The Spark

“The emancipation of the working class will only be achieved by the working class itself.” — Karl Marx

Frederick Douglass on the Fourth of July

Jul 13, 2020

On July 5, 1852, Frederick Douglass delivered a speech to the Rochester Ladies’ Anti-Slavery Society in Rochester, New York. We present excerpts here. The systemic oppression Douglass speaks to still exists today; and the next revolution to overthrow it is in our future.

Fellow Citizens, I am not wanting in respect for the fathers of this republic. The signers of the Declaration of Independence were brave men. They were great men too—great enough to give fame to a great age. It does not often happen to a nation to raise, at one time, such a number of truly great men. The point from which I am compelled to view them is not, certainly, the most favorable; and yet I cannot contemplate their great deeds with less than admiration. They were statesmen, patriots and heroes, and for the good they did, and the principles they contended for, I will unite with you to honor their memory.

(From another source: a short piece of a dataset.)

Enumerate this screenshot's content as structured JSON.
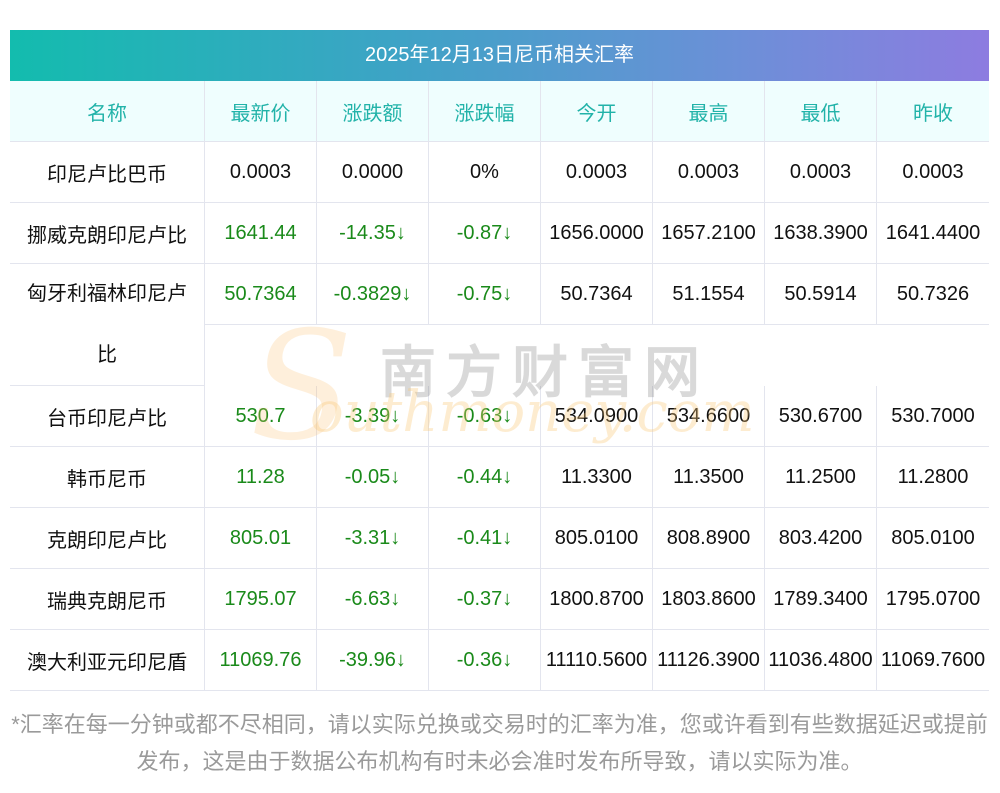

They were peace men; but they preferred revolution to peaceful submission to bondage. They were quiet men; but they did not shrink from agitating against oppression. They showed forbearance; but that they knew its limits. They believed in order; but not in the order of tyranny. With them, nothing was “settled” that was not right. With them, justice, liberty and humanity were “final;” not slavery and oppression. You may well cherish the memory of such men. They were great in their day and generation.

With brave men there is always a remedy for oppression. Just here, the idea of a total separation of the colonies from the crown was born! It was a startling idea, much more so, than we, at this distance of time, regard it.

The timid and the prudent of that day, were, of course, shocked and alarmed by it. Such people lived then, had lived before, and will, probably, ever have a place on this planet; and their course, in respect to any great change, (no matter how great the good to be attained, or the wrong to be redressed by it,) may be calculated with as much precision as can be the course of the stars. They hate all changes, but silver, gold and copper change! Of this sort of change they are always strongly in favor. ...

My business, if I have any here today, is with the present.

Fellow-citizens, pardon me, allow me to ask, why am I called upon to speak here today? What have I, or those I represent, to do with your national independence? Are the great principles of political freedom and of natural justice, embodied in that Declaration of Independence, extended to us? And am I, therefore, called upon to bring our humble offering to the national altar, and to confess the benefits and express devout gratitude for the blessings resulting from your independence to us?

Would to God, both for your sakes and ours, that an affirmative answer could be truthfully returned to these questions! But, such is not the state of the case. I say it with a sad sense of the disparity between us. I am not included within the pale of this glorious anniversary! Your high independence only reveals the immeasurable distance between us. The blessings in which you, this day, rejoice, are not enjoyed in common. The rich inheritance of justice, liberty, prosperity and independence, bequeathed by your fathers, is shared by you, not by me. The sunlight that brought life and healing to you, has brought stripes and death to me. This Fourth July is yours, not mine. You may rejoice, I must mourn. To drag a man in fetters into the grand illuminated temple of liberty, and call upon him to join you in joyous anthems, were inhuman mockery and sacrilegious irony. Do you mean, citizens, to mock me, by asking me to speak today?

Fellow citizens; above your national, tumultuous joy, I hear the mournful wail of millions! Whose chains, heavy and grievous yesterday, are, today, rendered more intolerable by the jubilee shouts that reach them. ...

My subject, then, fellow-citizens, is AMERICAN SLAVERY. I shall see, this day, and its popular characteristics, from the slave’s point of view. Standing, there, identified with the American bondman, making his wrongs mine, I do not hesitate to declare, with all my soul, that the character and conduct of this nation never looked blacker to me than on this 4th of July! Whether we turn to the declarations of the past, or to the professions of the present, the conduct of the nation seems equally hideous and revolting. ...Standing with God and the crushed and bleeding slave on this occasion, I will, in the name of humanity which is outraged, in the name of liberty which is fettered...dare to call in question and to denounce, with all the emphasis I can command, everything that serves to perpetuate slavery--the great sin and shame of America!

At a time like this, scorching irony, not convincing argument, is needed. O! Had I the ability, and could I reach the nation’s ear, I would, today, pour out a fiery stream of biting ridicule, blasting reproach, withering sarcasm, and stern rebuke. For it is not light that is needed, but fire; it is not the gentle shower, but thunder. We need the storm, the whirlwind, and the earthquake. The feeling of the nation must be quickened; the conscience of the nation must be roused; the propriety of the nation must be startled; the hypocrisy of the nation must be exposed; and its crimes against God and man must be proclaimed and denounced.

What, to the American slave, is your 4th of July? I answer; a day that reveals to him, more than all other days in the year, the gross injustice and cruelty.... To him, your celebration is a sham; your boasted liberty, an unholy license—a thin veil to cover up crimes which would disgrace a nation of savages. There is not a nation on the earth guilty of practices, more shocking and bloody, than ... these United States, at this very hour.